The following is a glossary of key terms and concepts used in the Fast Flow Flywheel. If anything is unclear, please reach out to us.

Term Description
Evolution Trigger Formalized signals or thresholds that indicate it may be time to make or revisit a Flow Decision. While Flow Signals surface everyday frictions, Triggers reflect accumulated evidence or strategic shifts that suggest your structure, interactions, or capabilities need to evolve.
Fast Flow A state where value moves quickly and consistently through an organization, with minimal friction, clear ownership, and the ability to adapt without chaos.
Flow The continuous, sustainable movement of value through a system, across teams, services, and decisions, toward a meaningful outcome.

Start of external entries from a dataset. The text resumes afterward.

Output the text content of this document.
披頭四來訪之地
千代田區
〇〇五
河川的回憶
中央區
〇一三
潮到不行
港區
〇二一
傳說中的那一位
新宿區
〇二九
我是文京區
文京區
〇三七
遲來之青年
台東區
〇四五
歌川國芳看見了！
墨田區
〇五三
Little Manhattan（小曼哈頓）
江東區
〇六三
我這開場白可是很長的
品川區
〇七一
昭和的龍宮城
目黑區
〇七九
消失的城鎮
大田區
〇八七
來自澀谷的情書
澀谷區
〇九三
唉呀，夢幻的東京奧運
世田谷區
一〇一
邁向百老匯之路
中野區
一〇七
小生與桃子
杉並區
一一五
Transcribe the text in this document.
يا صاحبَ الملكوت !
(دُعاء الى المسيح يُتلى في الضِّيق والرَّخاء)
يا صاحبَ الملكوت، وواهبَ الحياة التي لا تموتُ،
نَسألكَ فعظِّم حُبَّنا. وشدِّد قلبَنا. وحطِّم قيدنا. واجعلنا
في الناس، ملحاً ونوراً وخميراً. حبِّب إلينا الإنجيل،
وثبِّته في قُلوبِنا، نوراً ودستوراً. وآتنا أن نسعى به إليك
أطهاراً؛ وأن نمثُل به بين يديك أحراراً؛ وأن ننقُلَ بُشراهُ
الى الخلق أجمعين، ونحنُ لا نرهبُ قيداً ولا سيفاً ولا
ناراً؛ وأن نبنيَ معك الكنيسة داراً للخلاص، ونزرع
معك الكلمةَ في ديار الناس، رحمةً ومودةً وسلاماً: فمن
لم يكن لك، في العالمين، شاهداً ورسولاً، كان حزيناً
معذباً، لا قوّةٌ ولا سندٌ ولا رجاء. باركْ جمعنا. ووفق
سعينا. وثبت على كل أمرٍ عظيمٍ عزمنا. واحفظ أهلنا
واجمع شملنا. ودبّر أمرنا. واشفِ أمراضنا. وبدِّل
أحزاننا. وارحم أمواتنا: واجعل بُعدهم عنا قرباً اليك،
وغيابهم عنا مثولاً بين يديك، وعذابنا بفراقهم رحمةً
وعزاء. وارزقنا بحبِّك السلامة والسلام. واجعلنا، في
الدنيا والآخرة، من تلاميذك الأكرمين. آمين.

Flow Clinic A facilitated session where individuals or teams bring flow-related challenges, trade-offs, or structural uncertainties for collaborative exploration. Rather than prescribing answers, Flow Clinics create a space for advice-based decision-making, guided by shared principles and facilitated inquiry.
Flow Decision A structured, intentional choice to evolve your team, service, or coordination model in pursuit of faster, safer delivery. It captures not just what you’re changing, but why, how, and what impact you expect.
Flow Decision Record A short, structured artifact that captures a decision made to improve the flow of value in an organization. Like an Architecture Decision Record, it emphasizes clarity, traceability, and accountability, but instead of focusing on technical architecture, it focuses on organizational dynamics, team interactions, and strategic alignment with flow. For more, see Flow Decision Records.
Flow Friction Friction in the flow of value, often manifesting as delays, misalignments, or hidden dependencies that slow down delivery and increase risk.
Flow Objective Define what you’re aiming to improve or enable as you evolve your team and service structures. They provide a north star for structural decisions, helping teams and leaders align on what “better flow” really means.
Flow Outcome A specific, observable improvements you aim to achieve by evolving your team structures, service boundaries, or enabling systems. They serve as anchors for strategic intent and provide a way to assess whether changes are working, not just structurally, but in terms of real-world impact on value delivery, autonomy, and decision-making.
Flow Play A repeatable structural patterns or interventions designed to help teams and organizations respond to flow friction. Each Play connects one or more Flow Signals to a high-level structural response, often informed by patterns from Team Topologies, Dynamic Reteaming, enabling teams, or fast flow principles.
Flow Roadmap A structured plan for evolving your team and service structures to improve flow. It includes a series of Flow Decisions and Flow Tactics that together form a cohesive strategy for achieving a specific Flow Outcome.
Flow Signal Short, recognizable statements that indicate friction, misalignment, or emerging challenges in the flow of value across your organization. They help surface problems early , before they escalate into delivery failures, missed opportunities, or reactive reorgs.
Flow Tactics Specific, testable interventions that teams and leaders can use to improve flow, autonomy, decision-making, and alignment. Tactics are situational building blocks, often small, safe-to-try actions, that help operationalize larger structural changes described in Flow Plays or derived from Flow Decisions.
Strategic Bets Focused, high-leverage investments you make to evolve your organization’s structure, capabilities, or coordination in pursuit of faster flow. Strategic Bets help you focus energy and attention on what really matters, while treating change as a testable experiment, not a guaranteed outcome.
Strategic Principles Foundational beliefs that guide how we structure teams, design services, and evolve our organization for faster flow. They’re not rules, they’re compass points.